Hasta hace poco, cada Día de Acción de Gracias era casi idéntico para mí. Esperaba con ansias la comodidad de una mesa compartida con mi familia inmediata, y a veces con algunos otros invitados, con la misma variedad de deliciosos platos tradicionales que mi madre preparaba con días de anticipación. No podía imaginar que la celebración fuera completa sin sus panecillos de calabaza y al menos cuatro tipos de pasteles con crema batida.
Una mañana de Acción de Gracias después de haberme mudado al otro lado del país, en realidad lloré ante la idea de estar ausente de la mesa de mi familia. Pero, ese año y el siguiente, surgieron oportunidades inesperadas para que pasara el Día de Acción de Gracias con amigos. Había estado aprendiendo a estar abierta a nuevas y sorprendentes pruebas del cuidado de Dios. Las comidas y tradiciones que mis amigos compartían conmigo eran diferentes de lo que estaba acostumbrada (una amiga preparó curry de maní, y no recuerdo que hubiera algún pastel en esa mesa), pero aprecié la variedad y disfruté mucho de la compañía.
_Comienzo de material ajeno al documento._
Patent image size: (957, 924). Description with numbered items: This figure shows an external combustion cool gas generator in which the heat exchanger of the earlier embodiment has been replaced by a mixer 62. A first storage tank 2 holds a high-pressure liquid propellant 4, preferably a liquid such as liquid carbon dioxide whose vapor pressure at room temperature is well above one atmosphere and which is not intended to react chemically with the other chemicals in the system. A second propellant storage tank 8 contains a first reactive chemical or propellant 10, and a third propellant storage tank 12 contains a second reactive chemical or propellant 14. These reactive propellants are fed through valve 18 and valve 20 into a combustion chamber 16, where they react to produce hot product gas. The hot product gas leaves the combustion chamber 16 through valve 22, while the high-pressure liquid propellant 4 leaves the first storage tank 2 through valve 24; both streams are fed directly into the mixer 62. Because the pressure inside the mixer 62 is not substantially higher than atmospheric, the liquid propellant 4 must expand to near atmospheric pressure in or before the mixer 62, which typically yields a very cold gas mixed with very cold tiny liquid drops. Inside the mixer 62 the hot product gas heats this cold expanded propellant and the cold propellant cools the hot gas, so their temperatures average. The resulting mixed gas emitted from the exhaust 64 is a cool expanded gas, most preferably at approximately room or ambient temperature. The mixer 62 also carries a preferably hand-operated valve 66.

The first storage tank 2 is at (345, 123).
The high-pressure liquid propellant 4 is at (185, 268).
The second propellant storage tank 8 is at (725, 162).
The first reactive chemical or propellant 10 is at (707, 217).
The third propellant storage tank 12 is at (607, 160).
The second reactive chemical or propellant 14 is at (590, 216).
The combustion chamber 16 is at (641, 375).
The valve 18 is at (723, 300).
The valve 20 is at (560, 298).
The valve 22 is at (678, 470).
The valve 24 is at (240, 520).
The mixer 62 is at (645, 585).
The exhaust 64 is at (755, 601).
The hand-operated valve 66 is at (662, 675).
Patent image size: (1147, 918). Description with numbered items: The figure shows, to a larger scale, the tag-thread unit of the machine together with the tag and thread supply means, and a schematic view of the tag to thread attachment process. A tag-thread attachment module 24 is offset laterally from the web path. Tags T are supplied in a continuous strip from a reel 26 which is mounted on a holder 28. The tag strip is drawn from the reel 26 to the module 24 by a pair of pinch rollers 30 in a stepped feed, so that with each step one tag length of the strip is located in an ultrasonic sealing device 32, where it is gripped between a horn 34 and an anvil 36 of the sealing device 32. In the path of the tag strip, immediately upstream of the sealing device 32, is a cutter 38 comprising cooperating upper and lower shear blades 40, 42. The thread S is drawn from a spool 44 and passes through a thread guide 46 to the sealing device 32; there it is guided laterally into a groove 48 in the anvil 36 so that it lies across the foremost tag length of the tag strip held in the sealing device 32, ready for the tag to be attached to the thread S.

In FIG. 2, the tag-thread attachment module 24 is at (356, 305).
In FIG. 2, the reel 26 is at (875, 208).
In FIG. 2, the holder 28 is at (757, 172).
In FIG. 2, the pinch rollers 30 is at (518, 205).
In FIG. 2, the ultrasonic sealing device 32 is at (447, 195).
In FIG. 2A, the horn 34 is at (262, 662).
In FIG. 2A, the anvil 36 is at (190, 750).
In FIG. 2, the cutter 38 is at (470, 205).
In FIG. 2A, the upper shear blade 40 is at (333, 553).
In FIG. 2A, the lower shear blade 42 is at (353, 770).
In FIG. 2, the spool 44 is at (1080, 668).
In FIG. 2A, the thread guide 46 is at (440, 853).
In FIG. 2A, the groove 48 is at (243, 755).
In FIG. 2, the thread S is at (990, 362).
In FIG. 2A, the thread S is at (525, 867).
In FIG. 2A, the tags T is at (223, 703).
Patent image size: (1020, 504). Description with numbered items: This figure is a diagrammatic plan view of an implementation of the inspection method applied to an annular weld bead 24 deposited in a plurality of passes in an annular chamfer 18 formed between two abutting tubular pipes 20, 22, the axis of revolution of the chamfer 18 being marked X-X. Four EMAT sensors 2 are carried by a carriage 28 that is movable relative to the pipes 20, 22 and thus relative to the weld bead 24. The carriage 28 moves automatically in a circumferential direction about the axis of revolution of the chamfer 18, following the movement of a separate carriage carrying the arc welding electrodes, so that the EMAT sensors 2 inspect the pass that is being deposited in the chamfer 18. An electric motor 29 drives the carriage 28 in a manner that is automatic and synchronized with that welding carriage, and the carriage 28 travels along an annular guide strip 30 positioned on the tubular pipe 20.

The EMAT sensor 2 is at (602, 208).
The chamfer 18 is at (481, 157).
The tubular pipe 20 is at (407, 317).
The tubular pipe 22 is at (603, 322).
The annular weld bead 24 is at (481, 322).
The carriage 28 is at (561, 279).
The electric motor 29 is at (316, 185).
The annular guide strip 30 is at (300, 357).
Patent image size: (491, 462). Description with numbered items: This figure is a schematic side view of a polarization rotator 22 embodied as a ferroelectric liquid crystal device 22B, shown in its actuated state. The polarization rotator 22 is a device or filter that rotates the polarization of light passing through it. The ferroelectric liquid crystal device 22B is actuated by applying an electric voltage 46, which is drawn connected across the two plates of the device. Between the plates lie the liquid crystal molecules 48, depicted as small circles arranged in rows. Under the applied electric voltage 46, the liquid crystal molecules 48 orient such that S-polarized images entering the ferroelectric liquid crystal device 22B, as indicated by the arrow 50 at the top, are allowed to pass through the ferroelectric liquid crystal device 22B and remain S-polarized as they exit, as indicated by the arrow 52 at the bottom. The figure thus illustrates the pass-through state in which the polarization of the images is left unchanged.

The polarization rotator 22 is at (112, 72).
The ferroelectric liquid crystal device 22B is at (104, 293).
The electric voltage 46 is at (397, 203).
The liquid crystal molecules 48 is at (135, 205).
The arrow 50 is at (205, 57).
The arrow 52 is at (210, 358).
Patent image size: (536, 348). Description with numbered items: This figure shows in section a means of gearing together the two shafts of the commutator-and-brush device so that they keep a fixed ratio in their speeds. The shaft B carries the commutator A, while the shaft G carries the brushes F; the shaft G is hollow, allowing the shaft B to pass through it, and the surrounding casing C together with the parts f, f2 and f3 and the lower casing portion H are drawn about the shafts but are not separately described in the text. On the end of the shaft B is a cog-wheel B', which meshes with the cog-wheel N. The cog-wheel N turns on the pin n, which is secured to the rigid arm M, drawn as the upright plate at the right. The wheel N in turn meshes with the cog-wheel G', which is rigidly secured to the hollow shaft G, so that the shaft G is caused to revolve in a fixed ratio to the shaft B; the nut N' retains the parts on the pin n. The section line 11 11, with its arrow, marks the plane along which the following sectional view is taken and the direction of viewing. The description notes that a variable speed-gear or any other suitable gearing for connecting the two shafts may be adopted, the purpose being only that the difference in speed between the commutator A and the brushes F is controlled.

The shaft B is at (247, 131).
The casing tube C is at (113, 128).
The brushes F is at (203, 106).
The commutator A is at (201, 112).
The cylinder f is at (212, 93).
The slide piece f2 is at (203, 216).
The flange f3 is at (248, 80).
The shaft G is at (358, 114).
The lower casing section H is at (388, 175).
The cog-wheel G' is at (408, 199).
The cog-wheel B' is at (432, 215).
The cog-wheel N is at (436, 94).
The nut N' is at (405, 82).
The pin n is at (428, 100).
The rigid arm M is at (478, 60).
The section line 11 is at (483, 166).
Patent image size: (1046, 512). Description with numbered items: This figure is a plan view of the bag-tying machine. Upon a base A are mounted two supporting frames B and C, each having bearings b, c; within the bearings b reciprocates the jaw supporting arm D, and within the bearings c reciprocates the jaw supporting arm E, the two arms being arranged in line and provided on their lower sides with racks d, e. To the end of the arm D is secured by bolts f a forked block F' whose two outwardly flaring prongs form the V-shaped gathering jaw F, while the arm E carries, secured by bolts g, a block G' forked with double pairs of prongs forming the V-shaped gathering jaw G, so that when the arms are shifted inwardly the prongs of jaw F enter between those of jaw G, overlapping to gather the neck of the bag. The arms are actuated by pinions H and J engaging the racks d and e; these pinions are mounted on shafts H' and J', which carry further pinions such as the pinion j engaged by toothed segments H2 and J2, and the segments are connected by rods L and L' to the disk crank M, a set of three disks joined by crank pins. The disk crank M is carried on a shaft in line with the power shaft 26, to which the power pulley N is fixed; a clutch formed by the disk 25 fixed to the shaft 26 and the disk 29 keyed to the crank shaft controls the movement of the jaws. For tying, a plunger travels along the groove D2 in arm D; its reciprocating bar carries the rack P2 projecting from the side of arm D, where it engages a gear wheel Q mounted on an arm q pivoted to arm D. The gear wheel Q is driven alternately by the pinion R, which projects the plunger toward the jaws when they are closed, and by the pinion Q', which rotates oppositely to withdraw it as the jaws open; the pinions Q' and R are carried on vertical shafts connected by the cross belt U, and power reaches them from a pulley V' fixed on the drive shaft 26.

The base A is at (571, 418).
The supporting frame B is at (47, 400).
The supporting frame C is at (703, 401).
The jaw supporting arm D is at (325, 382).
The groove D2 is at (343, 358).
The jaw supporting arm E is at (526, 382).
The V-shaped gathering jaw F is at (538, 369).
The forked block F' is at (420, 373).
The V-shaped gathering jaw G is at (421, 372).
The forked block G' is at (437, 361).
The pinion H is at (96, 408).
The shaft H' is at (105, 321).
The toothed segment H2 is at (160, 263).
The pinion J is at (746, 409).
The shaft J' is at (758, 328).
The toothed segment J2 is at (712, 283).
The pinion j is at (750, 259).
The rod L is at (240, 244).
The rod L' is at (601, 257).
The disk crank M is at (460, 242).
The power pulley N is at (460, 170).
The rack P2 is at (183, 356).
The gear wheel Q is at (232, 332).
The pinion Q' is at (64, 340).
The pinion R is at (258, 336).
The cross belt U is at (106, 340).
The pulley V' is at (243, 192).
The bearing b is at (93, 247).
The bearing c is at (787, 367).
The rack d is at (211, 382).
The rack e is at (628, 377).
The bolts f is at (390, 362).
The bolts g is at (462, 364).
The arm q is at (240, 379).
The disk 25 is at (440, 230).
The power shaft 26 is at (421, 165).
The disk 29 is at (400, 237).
El libro de Isaías nos ofrece una promesa y un desafío en momentos en que nos sentimos atrapados en las formas familiares de vivir: “No os acordéis de las cosas pasadas, ni traigáis a memoria las cosas antiguas. He aquí que yo hago cosa nueva; pronto saldrá a luz; ¿no la conoceréis? Otra vez abriré camino en el desierto, y ríos en la soledad” (43:18, 19).